Monday, July 16, 2012

The Romney economic plan

I have seen a couple of articles recently where supporters of Mitt Romney's economic plan have argued that the Romney plan follows President Reagan's plan for dealing with the recession in 1981-82, and that that is a good thing. (See side comment in footnote)


The articles generally compare that 1981-82 recession with the current recession, throw in some similar arguments how the Bush tax cuts last decade were great for the economy and conclude the Romney plan is the cure for our economic woes.  


To me these comparisons are either woefully ignorant or a cynical effort to sell the Romney plan to get their guy elected regardless of the consequences.


1.  They seem to be either unaware, or unwilling to face the fact the two recessions were caused by completely different events.  The 1981-82 recession, which was pretty mild, followed a decade long period of high inflation as the Government tried to inflate away the deficit from the Viet-Nam war rather than imposing taxes to pay the cost of the war.  The current recession was caused by a private sector meltdown and the continuing malaise in the economy is rooted in deep seated problems in the private sector.


2.  The article assumes if you put more money in the pocket of rich folks, they will create jobs.  It ignores the fact big corporations have been making record profits, and stockpiling money for years.  There is no shortage of investment capital, the shortage is on the demand side of the equation - there are few opportunities for investment because ordinary folks don't have much money to spend.

3.   As a country we are in a completely different place than in 1981.  The Baby boomer generation was then just beginning to flood the labor market with energetic young workers.  Now they (we) are just beginning to leave the job market in droves to retirement and the percentage of the population in their prime working years is much smaller in comparison.


4.  Their arguments ignore the deficit.  They tout the Reagan and Bush tax cuts as curing the recession, but ignore the fact both the Reagan and Bush tax cuts caused a huge spike in our National Debt.  In effect the Reagan and Bush plans were sort of like if you or I stopped  paying our bills.  Heck yes, we would have more money to spend - for awhile.

5.  Perhaps most damning is the fact they ignore empirical economic studies that have looked at what happens when a country cuts government spending and found that, in a low interest rate environment, there is virtually a 100% correlation between cutting government spending and a rise in unemployment and a drop in GDP. 


Basically, if the Romney plan is implemented we face one of two options.  If we chop government spending dramatically, we will sink into another recession or perhaps a depression.
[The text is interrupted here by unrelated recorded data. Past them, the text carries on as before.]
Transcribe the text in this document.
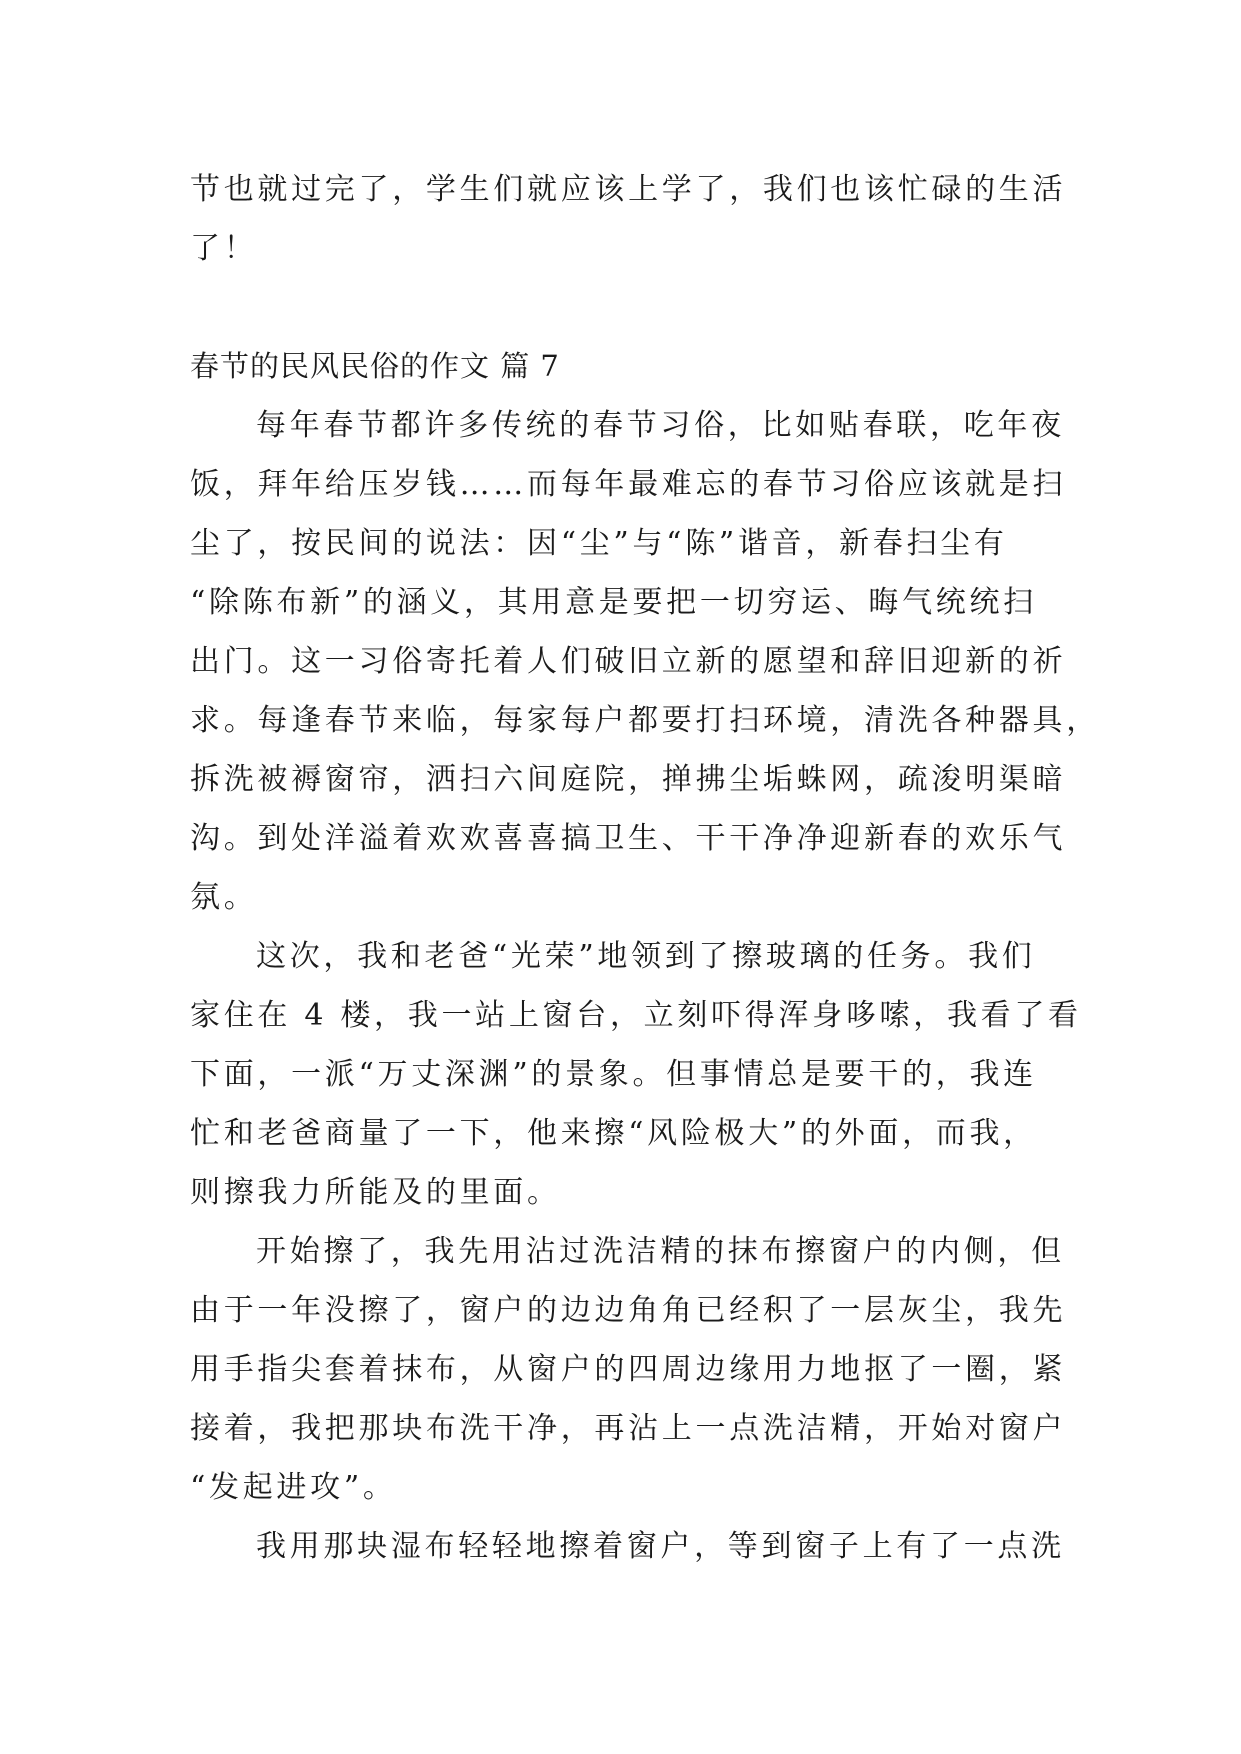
节也就过完了，学生们就应该上学了，我们也该忙碌的生活
了！
春节的民风民俗的作文 篇 7
每年春节都许多传统的春节习俗，比如贴春联，吃年夜
饭，拜年给压岁钱……而每年最难忘的春节习俗应该就是扫
尘了，按民间的说法：因“尘”与“陈”谐音，新春扫尘有
“除陈布新”的涵义，其用意是要把一切穷运、晦气统统扫
出门。这一习俗寄托着人们破旧立新的愿望和辞旧迎新的祈
求。每逢春节来临，每家每户都要打扫环境，清洗各种器具，
拆洗被褥窗帘，洒扫六间庭院，掸拂尘垢蛛网，疏浚明渠暗
沟。到处洋溢着欢欢喜喜搞卫生、干干净净迎新春的欢乐气
氛。
这次，我和老爸“光荣”地领到了擦玻璃的任务。我们
家住在 4 楼，我一站上窗台，立刻吓得浑身哆嗦，我看了看
下面，一派“万丈深渊”的景象。但事情总是要干的，我连
忙和老爸商量了一下，他来擦“风险极大”的外面，而我，
则擦我力所能及的里面。
开始擦了，我先用沾过洗洁精的抹布擦窗户的内侧，但
由于一年没擦了，窗户的边边角角已经积了一层灰尘，我先
用手指尖套着抹布，从窗户的四周边缘用力地抠了一圈，紧
接着，我把那块布洗干净，再沾上一点洗洁精，开始对窗户
“发起进攻”。
我用那块湿布轻轻地擦着窗户，等到窗子上有了一点洗
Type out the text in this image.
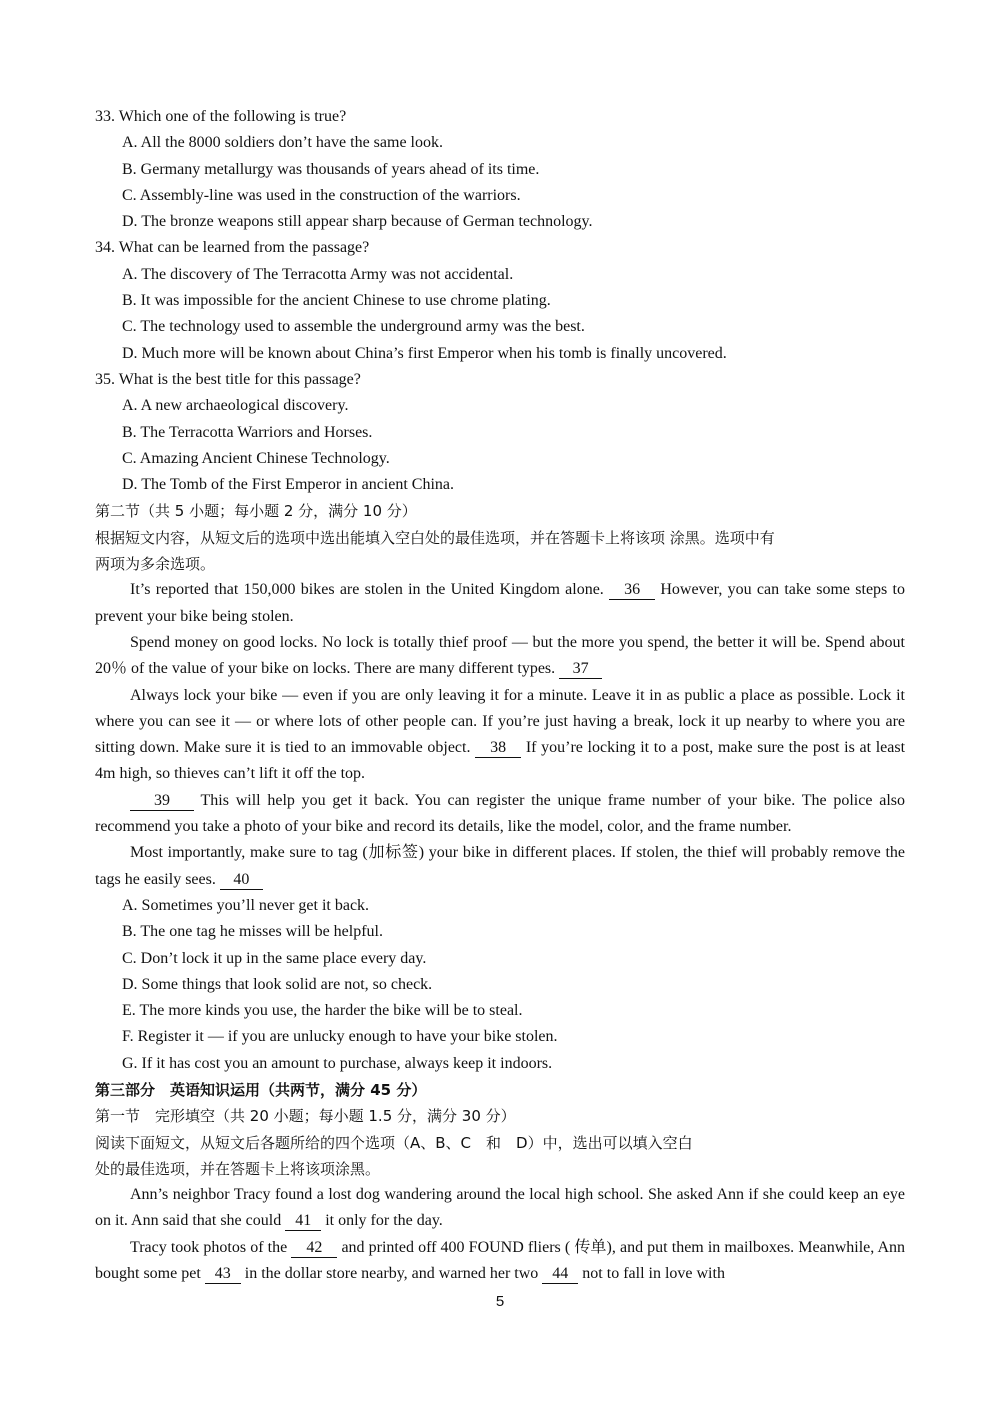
33. Which one of the following is true?
A. All the 8000 soldiers don’t have the same look.
B. Germany metallurgy was thousands of years ahead of its time.
C. Assembly-line was used in the construction of the warriors.
D. The bronze weapons still appear sharp because of German technology.
34. What can be learned from the passage?
A. The discovery of The Terracotta Army was not accidental.
B. It was impossible for the ancient Chinese to use chrome plating.
C. The technology used to assemble the underground army was the best.
D. Much more will be known about China’s first Emperor when his tomb is finally uncovered.
35. What is the best title for this passage?
A. A new archaeological discovery.
B. The Terracotta Warriors and Horses.
C. Amazing Ancient Chinese Technology.
D. The Tomb of the First Emperor in ancient China.
第二节（共 5 小题；每小题 2 分，满分 10 分）
根据短文内容，从短文后的选项中选出能填入空白处的最佳选项，并在答题卡上将该项 涂黑。选项中有
两项为多余选项。
It’s reported that 150,000 bikes are stolen in the United Kingdom alone. 36 However, you can take some steps to prevent your bike being stolen.
Spend money on good locks. No lock is totally thief proof — but the more you spend, the better it will be. Spend about 20％ of the value of your bike on locks. There are many different types. 37
Always lock your bike — even if you are only leaving it for a minute. Leave it in as public a place as possible. Lock it where you can see it — or where lots of other people can. If you’re just having a break, lock it up nearby to where you are sitting down. Make sure it is tied to an immovable object. 38 If you’re locking it to a post, make sure the post is at least 4m high, so thieves can’t lift it off the top.
39 This will help you get it back. You can register the unique frame number of your bike. The police also recommend you take a photo of your bike and record its details, like the model, color, and the frame number.
Most importantly, make sure to tag (加标签) your bike in different places. If stolen, the thief will probably remove the tags he easily sees. 40
A. Sometimes you’ll never get it back.
B. The one tag he misses will be helpful.
C. Don’t lock it up in the same place every day.
D. Some things that look solid are not, so check.
E. The more kinds you use, the harder the bike will be to steal.
F. Register it — if you are unlucky enough to have your bike stolen.
G. If it has cost you an amount to purchase, always keep it indoors.
第三部分　英语知识运用（共两节，满分 45 分）
第一节　完形填空（共 20 小题；每小题 1.5 分，满分 30 分）
阅读下面短文，从短文后各题所给的四个选项（A、B、C　和　D）中，选出可以填入空白
处的最佳选项，并在答题卡上将该项涂黑。
Ann’s neighbor Tracy found a lost dog wandering around the local high school. She asked Ann if she could keep an eye on it. Ann said that she could 41 it only for the day.
Tracy took photos of the 42 and printed off 400 FOUND fliers ( 传单), and put them in mailboxes. Meanwhile, Ann bought some pet 43 in the dollar store nearby, and warned her two 44 not to fall in love with
5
If we cut taxes without cutting government spending we put the deficit back onto its skyward trajectory, and since our problem isn't a lack of investment capital, we will see very little economic improvement in return.


We can't get out of our current economic problems by handing out more candy to rich folks, which is what the Romney plan is all about.


Footnote - Romney's plan has much in common with the Herbert Hoover plans in 1930-32 that turned a stock market crash into the great depression.  Ironically, the most recent article I read pushing the Romney plan was by a Hoover Institute Fellow in the San Francisco Chronicle Insight Section for July 15, 2012 - evidently the Hoover Institute is still unwilling to accept that the depth of the Great Depression might be related to Hoover's private sector based attempts to reinvigorate the economy.